Entorno de Tarcísio cobra explicações de Kassab sobre declaração de Vorcaro
Aliados de Tarcísio entendem que governador já deu esclarecimentos e que ônus de explicações é de Kassab, citado diretamente por Vorcaro

O entorno do governador de São Paulo, Tarcísio de Freitas (Republicanos), tem cobrado nos bastidores que o ex-secretário de Governo, Gilberto Kassab (PSD), esclareça a declaração feita pelo ex-banqueiro Daniel Vorcaro de uma suposta propina oferecida por meio de doação eleitoral em 2022.
Preso no escândalo do Banco Master, Vorcaro disse em proposta de delação premiada que a doação de R$ 5 milhões para as campanhas de Tarcísio e do ex-presidente Jair Bolsonaro (PL) – sendo R$ 2 milhões para o governador paulista e outros R$ 3 milhões para o ex-presidente –, foi uma negociação de propina.
Os repasses foram feitos por Fabiano Zettel, cunhado de Vorcaro e também investigado na Operação Compliance Zero. Ele foi o maior doador individual da dupla. Segundo o ex-baqueiro, os recursos representam “contrapartidas financeiras” decorrentes de “ajuste indevido com Gilberto Kassab para a manutenção do Credcesta no governo Tarcísio”.
Revelado pelo Uol nesta quinta-feira (3/9), o relato de Vorcaro consta em delações negadas pela Polícia Federal (PF) e pela Procuradoria-Geral da República (PGR).
Entre no canal de WhatsApp do MetrópolesSegundo pessoas próximas ao governador ouvidas pela coluna, o sentimento dentro da campanha seria de que Tarcísio já se manifestou sobre o caso e que o “ônus” das explicações cabe a Kassab. De acordo com um fonte do Palácio dos Bandeirantes, o governador reforçou a aliados que não conhece Zettel e que à época, ainda como candidato, também não tinha conhecimento sobre o referido contrato com o Credcesta.
Pessoas envolvidas na arrecadação da última campanha também afirmam estranhar a alegação feia pelo banqueiro, já que a doação foi feita diretamente pelo CPF do cunhado de Vorcaro, o que confere transparência ao repasse e afastaria as suspeitas de ilegalidade.

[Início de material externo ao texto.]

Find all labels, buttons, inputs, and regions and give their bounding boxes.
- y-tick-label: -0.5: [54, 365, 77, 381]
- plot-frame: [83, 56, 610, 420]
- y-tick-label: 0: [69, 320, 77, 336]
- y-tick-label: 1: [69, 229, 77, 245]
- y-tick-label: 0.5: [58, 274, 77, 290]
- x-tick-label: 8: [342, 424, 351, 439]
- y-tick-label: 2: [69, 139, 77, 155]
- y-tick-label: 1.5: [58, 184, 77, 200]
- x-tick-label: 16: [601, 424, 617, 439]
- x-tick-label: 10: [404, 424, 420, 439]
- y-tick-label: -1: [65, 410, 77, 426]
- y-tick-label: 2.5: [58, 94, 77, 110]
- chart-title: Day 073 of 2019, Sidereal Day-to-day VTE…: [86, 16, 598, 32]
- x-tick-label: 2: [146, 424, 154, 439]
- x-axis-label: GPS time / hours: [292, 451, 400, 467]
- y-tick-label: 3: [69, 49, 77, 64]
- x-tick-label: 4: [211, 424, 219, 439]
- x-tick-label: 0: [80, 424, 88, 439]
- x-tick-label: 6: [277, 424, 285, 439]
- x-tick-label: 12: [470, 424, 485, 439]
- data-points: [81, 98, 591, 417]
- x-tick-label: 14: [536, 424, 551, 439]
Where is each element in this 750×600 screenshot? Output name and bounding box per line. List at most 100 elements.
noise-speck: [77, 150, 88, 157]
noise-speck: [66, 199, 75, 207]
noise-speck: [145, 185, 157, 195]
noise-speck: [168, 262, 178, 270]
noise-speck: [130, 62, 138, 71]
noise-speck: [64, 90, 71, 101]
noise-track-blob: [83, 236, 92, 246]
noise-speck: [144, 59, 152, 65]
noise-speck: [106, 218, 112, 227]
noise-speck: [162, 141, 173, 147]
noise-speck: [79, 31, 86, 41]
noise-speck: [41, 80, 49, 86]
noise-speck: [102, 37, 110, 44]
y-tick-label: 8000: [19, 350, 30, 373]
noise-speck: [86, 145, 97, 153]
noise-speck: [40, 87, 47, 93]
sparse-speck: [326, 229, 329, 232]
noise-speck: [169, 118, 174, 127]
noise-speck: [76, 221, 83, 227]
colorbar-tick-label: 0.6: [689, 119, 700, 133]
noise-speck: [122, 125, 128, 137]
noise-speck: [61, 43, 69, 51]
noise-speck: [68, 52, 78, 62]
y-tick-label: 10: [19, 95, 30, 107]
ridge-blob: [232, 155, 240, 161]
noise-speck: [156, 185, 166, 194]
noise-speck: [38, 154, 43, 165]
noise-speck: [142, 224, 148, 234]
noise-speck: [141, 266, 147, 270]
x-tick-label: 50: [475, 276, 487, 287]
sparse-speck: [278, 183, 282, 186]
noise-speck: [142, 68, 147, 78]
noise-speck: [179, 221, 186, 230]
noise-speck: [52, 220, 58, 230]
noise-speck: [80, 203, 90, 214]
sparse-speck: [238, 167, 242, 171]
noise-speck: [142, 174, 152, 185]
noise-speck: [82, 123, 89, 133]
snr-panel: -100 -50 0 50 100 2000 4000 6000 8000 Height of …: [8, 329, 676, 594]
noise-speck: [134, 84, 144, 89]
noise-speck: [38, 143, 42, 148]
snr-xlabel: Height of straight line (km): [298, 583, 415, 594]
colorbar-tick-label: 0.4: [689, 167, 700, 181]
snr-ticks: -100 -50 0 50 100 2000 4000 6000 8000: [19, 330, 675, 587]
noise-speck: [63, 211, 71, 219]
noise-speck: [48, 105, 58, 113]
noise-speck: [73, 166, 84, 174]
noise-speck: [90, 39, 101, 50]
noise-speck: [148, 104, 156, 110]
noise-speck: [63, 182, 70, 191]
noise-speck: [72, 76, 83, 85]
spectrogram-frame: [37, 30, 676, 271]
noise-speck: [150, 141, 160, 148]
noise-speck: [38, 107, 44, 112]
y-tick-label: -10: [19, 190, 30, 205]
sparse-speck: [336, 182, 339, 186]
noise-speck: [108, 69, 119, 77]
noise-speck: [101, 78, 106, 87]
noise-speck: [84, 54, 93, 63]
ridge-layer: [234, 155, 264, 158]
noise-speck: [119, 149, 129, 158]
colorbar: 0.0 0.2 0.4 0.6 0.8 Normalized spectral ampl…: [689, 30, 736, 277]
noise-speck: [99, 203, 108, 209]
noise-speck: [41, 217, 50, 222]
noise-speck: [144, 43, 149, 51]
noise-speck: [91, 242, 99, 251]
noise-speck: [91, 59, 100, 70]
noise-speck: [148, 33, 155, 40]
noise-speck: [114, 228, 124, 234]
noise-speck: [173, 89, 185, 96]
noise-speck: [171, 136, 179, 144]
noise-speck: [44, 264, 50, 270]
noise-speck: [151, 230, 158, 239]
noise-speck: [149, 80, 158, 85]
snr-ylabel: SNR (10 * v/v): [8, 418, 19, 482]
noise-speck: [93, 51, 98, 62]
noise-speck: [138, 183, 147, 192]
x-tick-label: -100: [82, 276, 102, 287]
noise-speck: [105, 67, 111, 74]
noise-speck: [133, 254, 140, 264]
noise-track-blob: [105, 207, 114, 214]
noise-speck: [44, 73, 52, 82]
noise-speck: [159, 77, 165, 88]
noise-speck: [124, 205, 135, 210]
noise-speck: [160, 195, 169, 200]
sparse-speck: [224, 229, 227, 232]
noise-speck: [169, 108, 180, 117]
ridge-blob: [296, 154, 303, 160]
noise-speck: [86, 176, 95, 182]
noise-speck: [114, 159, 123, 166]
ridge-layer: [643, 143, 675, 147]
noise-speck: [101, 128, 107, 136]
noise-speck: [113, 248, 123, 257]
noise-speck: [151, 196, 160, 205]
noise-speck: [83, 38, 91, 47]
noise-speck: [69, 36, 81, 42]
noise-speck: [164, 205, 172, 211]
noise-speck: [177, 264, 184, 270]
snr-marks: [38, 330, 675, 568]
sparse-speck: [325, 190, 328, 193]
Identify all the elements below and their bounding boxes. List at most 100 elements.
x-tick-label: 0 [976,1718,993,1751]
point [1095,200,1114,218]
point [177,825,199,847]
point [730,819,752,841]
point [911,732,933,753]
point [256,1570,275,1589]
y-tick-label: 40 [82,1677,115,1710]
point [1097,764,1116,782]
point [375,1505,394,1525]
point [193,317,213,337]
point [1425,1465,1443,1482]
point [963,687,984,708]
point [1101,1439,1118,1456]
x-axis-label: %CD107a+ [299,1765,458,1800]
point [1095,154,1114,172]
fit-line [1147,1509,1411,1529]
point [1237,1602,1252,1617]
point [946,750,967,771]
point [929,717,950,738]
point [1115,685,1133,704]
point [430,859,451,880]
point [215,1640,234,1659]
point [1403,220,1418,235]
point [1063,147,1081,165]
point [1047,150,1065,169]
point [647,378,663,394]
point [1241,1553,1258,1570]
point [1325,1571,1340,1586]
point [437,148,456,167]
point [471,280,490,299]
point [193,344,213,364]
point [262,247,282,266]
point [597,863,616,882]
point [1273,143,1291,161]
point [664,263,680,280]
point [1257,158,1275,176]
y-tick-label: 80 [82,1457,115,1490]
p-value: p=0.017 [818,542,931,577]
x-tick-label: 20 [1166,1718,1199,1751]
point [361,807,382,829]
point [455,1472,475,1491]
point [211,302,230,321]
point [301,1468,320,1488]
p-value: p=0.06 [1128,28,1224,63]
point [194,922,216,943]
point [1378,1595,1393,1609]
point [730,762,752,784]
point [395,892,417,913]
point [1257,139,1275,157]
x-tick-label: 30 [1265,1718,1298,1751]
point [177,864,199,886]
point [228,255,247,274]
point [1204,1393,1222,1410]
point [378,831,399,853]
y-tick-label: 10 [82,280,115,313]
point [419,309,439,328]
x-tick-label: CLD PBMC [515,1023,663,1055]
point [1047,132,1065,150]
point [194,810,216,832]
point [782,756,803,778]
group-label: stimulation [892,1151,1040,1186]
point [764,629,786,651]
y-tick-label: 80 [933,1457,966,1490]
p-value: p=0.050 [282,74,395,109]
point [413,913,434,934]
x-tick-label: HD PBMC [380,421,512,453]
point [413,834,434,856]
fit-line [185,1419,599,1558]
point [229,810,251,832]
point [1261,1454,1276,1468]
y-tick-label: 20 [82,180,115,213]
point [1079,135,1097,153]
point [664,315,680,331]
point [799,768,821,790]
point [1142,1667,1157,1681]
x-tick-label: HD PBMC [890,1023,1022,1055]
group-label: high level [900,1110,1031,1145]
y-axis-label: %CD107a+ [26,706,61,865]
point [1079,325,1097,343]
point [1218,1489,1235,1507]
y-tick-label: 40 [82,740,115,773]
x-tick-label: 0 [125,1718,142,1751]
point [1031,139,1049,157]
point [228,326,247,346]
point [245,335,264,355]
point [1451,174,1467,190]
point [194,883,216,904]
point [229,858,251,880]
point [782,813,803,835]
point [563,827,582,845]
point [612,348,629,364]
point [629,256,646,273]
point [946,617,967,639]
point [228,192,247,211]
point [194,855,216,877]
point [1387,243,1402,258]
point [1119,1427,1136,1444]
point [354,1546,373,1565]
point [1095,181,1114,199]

No mesmo dia da notícia sobre a declaração do ex-dono do Master, Kassab comentou o caso e negou irregularidades.
“Eu nem apoiei o Bolsonaro para presidente e nunca tive nenhuma relação com Vorcaro, muito menos com doação para a campanha que enquadra eles. Que se apure. Vocês vão ver que é fantasioso isso. Uma ilação, ou uma ação de má fé”, afirmou o candidato a vice na chapa de Ronaldo Caiado (PSD) à Presidência da República.
O que dizem Tarcísio e Kassab
Também nessa quinta-feira (3/9), Tarcísio afirmou que a declaração do ex-banqueiro “beira o ridículo”.
“É uma ilação que beira o ridículo. Imaginar que eu vou pedir algum favorecimento ou que o presidente Bolsonaro ia pedir algum favorecimento é uma coisa que não faz o menor sentido”, afirmou o governador, em entrevista a jornalistas durante um evento em Indaiatuba, no interior paulista.
Tarcísio ainda afirmou que a instituição que operava o Credcesta em São Paulo foi credenciada para atuar no estado ainda no governo João Doria (então no PSDB) e que atendia aos requisitos do Banco Central.
“A gente tem, no estado de São Paulo, 217 instituições que fazem consignação. É um credenciamento. Quem cumpre requisitos do Banco Central é credenciado, não tem como negar o credenciamento”, disse Tarcísio, afirmando que a autorização para a empresa foi desfeita assim que houve a liquidação do Banco Master.
O governador voltou a dizer, ainda, que nunca esteve com Vorcaro ou Zettel. “É um absurdo essa ilação”.
Kassab estava na mesma agenda que Tarcísio, o lançamento da candidatura a deputado estadual de Rogério Nogueira (PSD), nesta noite. Durante o evento, no entanto, cada um ficou de um lado do palco.